A small batch of recent covers and clippings arrived today, and reminded me that this is a particularly interesting time to be collecting current Myanmar postal history. Not that many do; collectors in Myanmar tend to be rather new issue-focused these days, while very few inland commercial covers find their way out of the country in the natural course of things.
But as Toe Kyaw Kyar has recently shown at his excellent blog, Myanmar’s postmarks are at present in a splendid state of disarray. The generation of cancellers introduced in the year 2000 is long past its shelf life, and a new type has seen limited distribution so far. Offices are obliged to fall back on all sorts of locally generated types, or to retrieve older, sometimes barely legible, cancellers from the bottom drawer. Dates are almost invariably inserted separately with rubber stamp daters, and violet ink pads are now the norm. Even a major city such as Mawlyamine is obliged to make do with a cancellation that is, for all practical purposes, illegible.

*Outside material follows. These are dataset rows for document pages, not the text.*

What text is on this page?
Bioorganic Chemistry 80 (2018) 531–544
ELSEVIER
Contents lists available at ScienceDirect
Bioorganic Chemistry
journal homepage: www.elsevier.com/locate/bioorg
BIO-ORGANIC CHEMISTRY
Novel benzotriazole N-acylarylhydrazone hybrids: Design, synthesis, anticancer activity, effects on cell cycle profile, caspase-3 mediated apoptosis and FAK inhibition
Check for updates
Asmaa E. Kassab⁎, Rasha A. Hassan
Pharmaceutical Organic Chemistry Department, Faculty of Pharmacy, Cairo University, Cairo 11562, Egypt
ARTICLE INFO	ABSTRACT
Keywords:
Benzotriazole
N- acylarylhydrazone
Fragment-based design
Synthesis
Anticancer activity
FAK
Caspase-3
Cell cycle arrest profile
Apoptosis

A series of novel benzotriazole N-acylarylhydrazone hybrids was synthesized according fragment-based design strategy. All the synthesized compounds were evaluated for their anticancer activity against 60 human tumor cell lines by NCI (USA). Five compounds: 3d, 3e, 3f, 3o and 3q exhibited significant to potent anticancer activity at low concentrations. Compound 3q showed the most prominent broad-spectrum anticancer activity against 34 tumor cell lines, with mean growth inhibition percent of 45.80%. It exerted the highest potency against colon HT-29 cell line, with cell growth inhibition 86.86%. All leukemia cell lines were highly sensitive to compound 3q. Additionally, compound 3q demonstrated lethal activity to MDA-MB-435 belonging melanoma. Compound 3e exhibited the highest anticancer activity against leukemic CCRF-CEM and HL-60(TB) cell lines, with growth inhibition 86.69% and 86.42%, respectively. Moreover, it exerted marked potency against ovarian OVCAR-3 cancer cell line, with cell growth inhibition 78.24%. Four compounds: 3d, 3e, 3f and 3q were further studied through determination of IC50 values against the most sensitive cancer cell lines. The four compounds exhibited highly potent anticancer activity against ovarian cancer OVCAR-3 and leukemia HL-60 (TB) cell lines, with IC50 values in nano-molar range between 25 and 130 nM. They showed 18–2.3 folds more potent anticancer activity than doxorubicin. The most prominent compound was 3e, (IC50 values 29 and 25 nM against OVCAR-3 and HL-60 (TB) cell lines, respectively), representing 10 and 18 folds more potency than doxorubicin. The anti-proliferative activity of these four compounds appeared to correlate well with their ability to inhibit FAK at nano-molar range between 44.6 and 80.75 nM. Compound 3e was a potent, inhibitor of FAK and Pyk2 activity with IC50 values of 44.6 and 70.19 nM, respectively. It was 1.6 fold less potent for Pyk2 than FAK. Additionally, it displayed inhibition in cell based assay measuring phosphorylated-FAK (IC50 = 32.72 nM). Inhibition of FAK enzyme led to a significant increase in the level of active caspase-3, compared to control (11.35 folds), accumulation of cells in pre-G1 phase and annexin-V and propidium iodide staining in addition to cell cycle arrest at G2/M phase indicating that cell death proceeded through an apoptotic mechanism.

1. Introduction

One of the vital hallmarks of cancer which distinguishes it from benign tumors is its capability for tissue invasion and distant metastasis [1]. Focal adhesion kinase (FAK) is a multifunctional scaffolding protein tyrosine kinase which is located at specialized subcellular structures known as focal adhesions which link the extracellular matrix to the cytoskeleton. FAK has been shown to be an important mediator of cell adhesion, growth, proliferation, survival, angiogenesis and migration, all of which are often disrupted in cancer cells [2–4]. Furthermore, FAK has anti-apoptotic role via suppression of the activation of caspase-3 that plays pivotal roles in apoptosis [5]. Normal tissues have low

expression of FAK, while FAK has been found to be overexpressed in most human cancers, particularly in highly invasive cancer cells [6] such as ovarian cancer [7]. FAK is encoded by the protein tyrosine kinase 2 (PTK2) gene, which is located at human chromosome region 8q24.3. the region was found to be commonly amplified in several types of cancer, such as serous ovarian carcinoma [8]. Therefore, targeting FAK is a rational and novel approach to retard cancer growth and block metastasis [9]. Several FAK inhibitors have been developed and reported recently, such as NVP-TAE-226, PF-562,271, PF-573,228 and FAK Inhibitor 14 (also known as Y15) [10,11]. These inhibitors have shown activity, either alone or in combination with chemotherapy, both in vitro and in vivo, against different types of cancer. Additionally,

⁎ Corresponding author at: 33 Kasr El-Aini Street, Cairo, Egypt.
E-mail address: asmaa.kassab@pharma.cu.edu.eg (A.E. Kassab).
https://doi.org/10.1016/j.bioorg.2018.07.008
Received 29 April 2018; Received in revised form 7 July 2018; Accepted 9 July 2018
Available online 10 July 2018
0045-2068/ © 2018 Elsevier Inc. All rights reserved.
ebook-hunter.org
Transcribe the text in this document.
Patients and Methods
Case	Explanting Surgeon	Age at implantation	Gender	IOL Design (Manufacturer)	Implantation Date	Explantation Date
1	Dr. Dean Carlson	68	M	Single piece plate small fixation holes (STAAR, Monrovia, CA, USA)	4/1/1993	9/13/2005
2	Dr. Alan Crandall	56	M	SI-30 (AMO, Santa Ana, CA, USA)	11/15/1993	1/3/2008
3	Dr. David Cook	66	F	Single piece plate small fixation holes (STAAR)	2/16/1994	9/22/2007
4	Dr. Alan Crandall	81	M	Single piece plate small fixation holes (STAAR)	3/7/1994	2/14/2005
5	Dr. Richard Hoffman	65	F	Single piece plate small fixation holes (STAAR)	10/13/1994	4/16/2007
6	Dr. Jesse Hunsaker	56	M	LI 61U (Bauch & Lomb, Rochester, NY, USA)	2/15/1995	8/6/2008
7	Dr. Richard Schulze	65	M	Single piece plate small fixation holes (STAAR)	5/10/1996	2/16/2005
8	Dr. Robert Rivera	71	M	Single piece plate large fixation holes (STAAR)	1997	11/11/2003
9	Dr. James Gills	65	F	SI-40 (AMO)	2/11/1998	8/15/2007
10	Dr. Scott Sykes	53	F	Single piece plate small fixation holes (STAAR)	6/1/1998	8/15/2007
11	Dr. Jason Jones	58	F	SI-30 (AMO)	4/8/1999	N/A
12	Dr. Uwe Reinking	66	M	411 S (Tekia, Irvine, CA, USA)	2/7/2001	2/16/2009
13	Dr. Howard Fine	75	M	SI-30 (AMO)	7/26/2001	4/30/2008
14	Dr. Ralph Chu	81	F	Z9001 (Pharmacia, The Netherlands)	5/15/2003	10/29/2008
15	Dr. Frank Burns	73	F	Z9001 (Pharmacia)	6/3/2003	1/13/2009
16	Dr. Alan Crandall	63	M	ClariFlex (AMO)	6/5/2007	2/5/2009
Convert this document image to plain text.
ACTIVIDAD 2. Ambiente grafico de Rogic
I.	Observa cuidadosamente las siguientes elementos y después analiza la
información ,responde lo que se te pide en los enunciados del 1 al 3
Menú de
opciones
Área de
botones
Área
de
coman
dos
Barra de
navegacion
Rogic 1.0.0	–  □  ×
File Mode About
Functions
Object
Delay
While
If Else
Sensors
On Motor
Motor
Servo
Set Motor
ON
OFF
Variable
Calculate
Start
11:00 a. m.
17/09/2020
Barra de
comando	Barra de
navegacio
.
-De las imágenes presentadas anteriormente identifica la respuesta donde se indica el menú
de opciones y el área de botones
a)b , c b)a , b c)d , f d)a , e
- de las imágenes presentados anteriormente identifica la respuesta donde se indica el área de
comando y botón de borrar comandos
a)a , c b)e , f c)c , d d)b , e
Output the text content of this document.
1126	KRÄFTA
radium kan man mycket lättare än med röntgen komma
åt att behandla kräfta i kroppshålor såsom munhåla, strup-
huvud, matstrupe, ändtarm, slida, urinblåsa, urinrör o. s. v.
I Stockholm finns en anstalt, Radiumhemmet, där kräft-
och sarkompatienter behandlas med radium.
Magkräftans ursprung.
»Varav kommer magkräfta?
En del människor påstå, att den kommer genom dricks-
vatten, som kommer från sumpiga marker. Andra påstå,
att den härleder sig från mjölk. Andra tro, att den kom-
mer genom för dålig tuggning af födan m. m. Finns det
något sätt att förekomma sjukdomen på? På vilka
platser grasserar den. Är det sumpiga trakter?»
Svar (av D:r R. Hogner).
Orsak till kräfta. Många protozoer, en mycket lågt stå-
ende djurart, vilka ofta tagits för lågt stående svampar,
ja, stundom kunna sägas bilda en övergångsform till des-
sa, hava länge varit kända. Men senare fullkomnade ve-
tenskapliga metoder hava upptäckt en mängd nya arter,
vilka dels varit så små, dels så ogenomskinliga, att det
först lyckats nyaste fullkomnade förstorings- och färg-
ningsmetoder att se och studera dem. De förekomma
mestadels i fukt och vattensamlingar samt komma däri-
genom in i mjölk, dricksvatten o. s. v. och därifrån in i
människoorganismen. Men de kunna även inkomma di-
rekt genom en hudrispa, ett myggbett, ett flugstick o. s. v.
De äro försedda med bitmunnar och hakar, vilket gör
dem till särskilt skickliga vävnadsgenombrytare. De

In extreme cases, stamps are cancelled by dater only, or by dumb cancels, such as the blank date bar in a blank circle shown here (second image) among a variety of other examples. I haven’t identified the offices on these, but you’ll get the idea. Click on the images for enlargements and slide show.
Registration marks, replacing the registration labels of a few years ago, are in a similar state of decentralisation, no two apparently being the same. A few of these include the office post code, and it’s interesting to see that on a few covers a postal clerk has written in the post code of the destination post office. It seems that Myanmar’s post code system, such as it is, is enjoying a limited official resurgence; more on the strange history of Burmese post codes in a future post.